I didn’t even have a name for the second book yet, although I had pulled the manuscript out of the deep file it was buried in. So James and I did a bit of brainstorming and between us figured out how to fit “Traveling Girls” into the cover. I found my perfect title. The image is stunning, but really, a cover before a properly edited story? I just didn’t want him to sell it to anyone else. Once he sells a cover, he takes it off his “buy” shelf.

So I decided it would be fun to put the cover up as a blog post. Ha! I have this thing, I don’t know why, but many, many of my photos get cut off when I transfer them from my pictures to Word Press. I tried so many fixes, and my lovely friend Bodicia offered to help as hours were going by and I was not getting the image right.

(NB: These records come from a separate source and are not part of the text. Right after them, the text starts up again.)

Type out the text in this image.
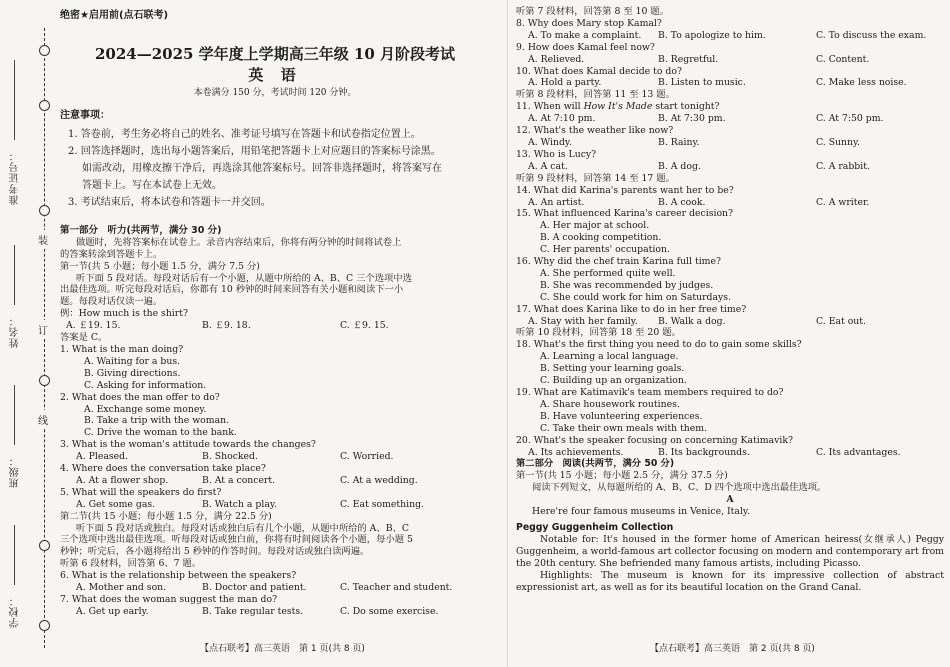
装
订
线
准考证号：
姓名：
班级：
学校：
绝密★启用前(点石联考)
2024—2025 学年度上学期高三年级 10 月阶段考试
英 语
本卷满分 150 分，考试时间 120 分钟。
注意事项：
1. 答卷前，考生务必将自己的姓名、准考证号填写在答题卡和试卷指定位置上。
2. 回答选择题时，选出每小题答案后，用铅笔把答题卡上对应题目的答案标号涂黑。
如需改动，用橡皮擦干净后，再选涂其他答案标号。回答非选择题时，将答案写在
答题卡上。写在本试卷上无效。
3. 考试结束后，将本试卷和答题卡一并交回。
第一部分　听力(共两节，满分 30 分)
做题时，先将答案标在试卷上。录音内容结束后，你将有两分钟的时间将试卷上
的答案转涂到答题卡上。
第一节(共 5 小题；每小题 1.5 分，满分 7.5 分)
听下面 5 段对话。每段对话后有一个小题，从题中所给的 A、B、C 三个选项中选
出最佳选项。听完每段对话后，你都有 10 秒钟的时间来回答有关小题和阅读下一小
题。每段对话仅读一遍。
例：How much is the shirt?
A. ￡19. 15.	B. ￡9. 18.	C. ￡9. 15.
答案是 C。
1. What is the man doing?
A. Waiting for a bus.
B. Giving directions.
C. Asking for information.
2. What does the man offer to do?
A. Exchange some money.
B. Take a trip with the woman.
C. Drive the woman to the bank.
3. What is the woman's attitude towards the changes?
A. Pleased.	B. Shocked.	C. Worried.
4. Where does the conversation take place?
A. At a flower shop.	B. At a concert.	C. At a wedding.
5. What will the speakers do first?
A. Get some gas.	B. Watch a play.	C. Eat something.
第二节(共 15 小题；每小题 1.5 分，满分 22.5 分)
听下面 5 段对话或独白。每段对话或独白后有几个小题，从题中所给的 A、B、C
三个选项中选出最佳选项。听每段对话或独白前，你将有时间阅读各个小题，每小题 5
秒钟；听完后，各小题将给出 5 秒钟的作答时间。每段对话或独白读两遍。
听第 6 段材料，回答第 6、7 题。
6. What is the relationship between the speakers?
A. Mother and son.	B. Doctor and patient.	C. Teacher and student.
7. What does the woman suggest the man do?
A. Get up early.	B. Take regular tests.	C. Do some exercise.
听第 7 段材料，回答第 8 至 10 题。
8. Why does Mary stop Kamal?
A. To make a complaint.	B. To apologize to him.	C. To discuss the exam.
9. How does Kamal feel now?
A. Relieved.	B. Regretful.	C. Content.
10. What does Kamal decide to do?
A. Hold a party.	B. Listen to music.	C. Make less noise.
听第 8 段材料，回答第 11 至 13 题。
11. When will How It's Made start tonight?
A. At 7:10 pm.	B. At 7:30 pm.	C. At 7:50 pm.
12. What's the weather like now?
A. Windy.	B. Rainy.	C. Sunny.
13. Who is Lucy?
A. A cat.	B. A dog.	C. A rabbit.
听第 9 段材料，回答第 14 至 17 题。
14. What did Karina's parents want her to be?
A. An artist.	B. A cook.	C. A writer.
15. What influenced Karina's career decision?
A. Her major at school.
B. A cooking competition.
C. Her parents' occupation.
16. Why did the chef train Karina full time?
A. She performed quite well.
B. She was recommended by judges.
C. She could work for him on Saturdays.
17. What does Karina like to do in her free time?
A. Stay with her family.	B. Walk a dog.	C. Eat out.
听第 10 段材料，回答第 18 至 20 题。
18. What's the first thing you need to do to gain some skills?
A. Learning a local language.
B. Setting your learning goals.
C. Building up an organization.
19. What are Katimavik's team members required to do?
A. Share housework routines.
B. Have volunteering experiences.
C. Take their own meals with them.
20. What's the speaker focusing on concerning Katimavik?
A. Its achievements.	B. Its backgrounds.	C. Its advantages.
第二部分　阅读(共两节，满分 50 分)
第一节(共 15 小题；每小题 2.5 分，满分 37.5 分)
阅读下列短文，从每题所给的 A、B、C、D 四个选项中选出最佳选项。
A
Here're four famous museums in Venice, Italy.
Peggy Guggenheim Collection
Notable for: It's housed in the former home of American heiress(女继承人) Peggy Guggenheim, a world-famous art collector focusing on modern and contemporary art from the 20th century. She befriended many famous artists, including Picasso.
Highlights: The museum is known for its impressive collection of abstract expressionist art, as well as for its beautiful location on the Grand Canal.
【点石联考】高三英语　第 1 页(共 8 页)	【点石联考】高三英语　第 2 页(共 8 页)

I tried a few more things and presto! I had my blog entry. Just the new cover shot with the new book title, but I loved it. The title was at the bottom instead of the top, but that’s fine. Then I noticed my sidebar was blank. Oh dear. I went ahead and tried to correct it but when all came to nothing, took Bodicia up on her offer to help. She restored my book images and links as well as some other stuff.

I do have plans for this series that mysteriously inserted itself into my conscious mind, front and center, at a not-so-great time. Maybe it’s good cosmic timing. You will be hearing more about this paranormal series soon, but for now, I’m keeping it under wraps until I can wind up that book of my heart that I finally finished.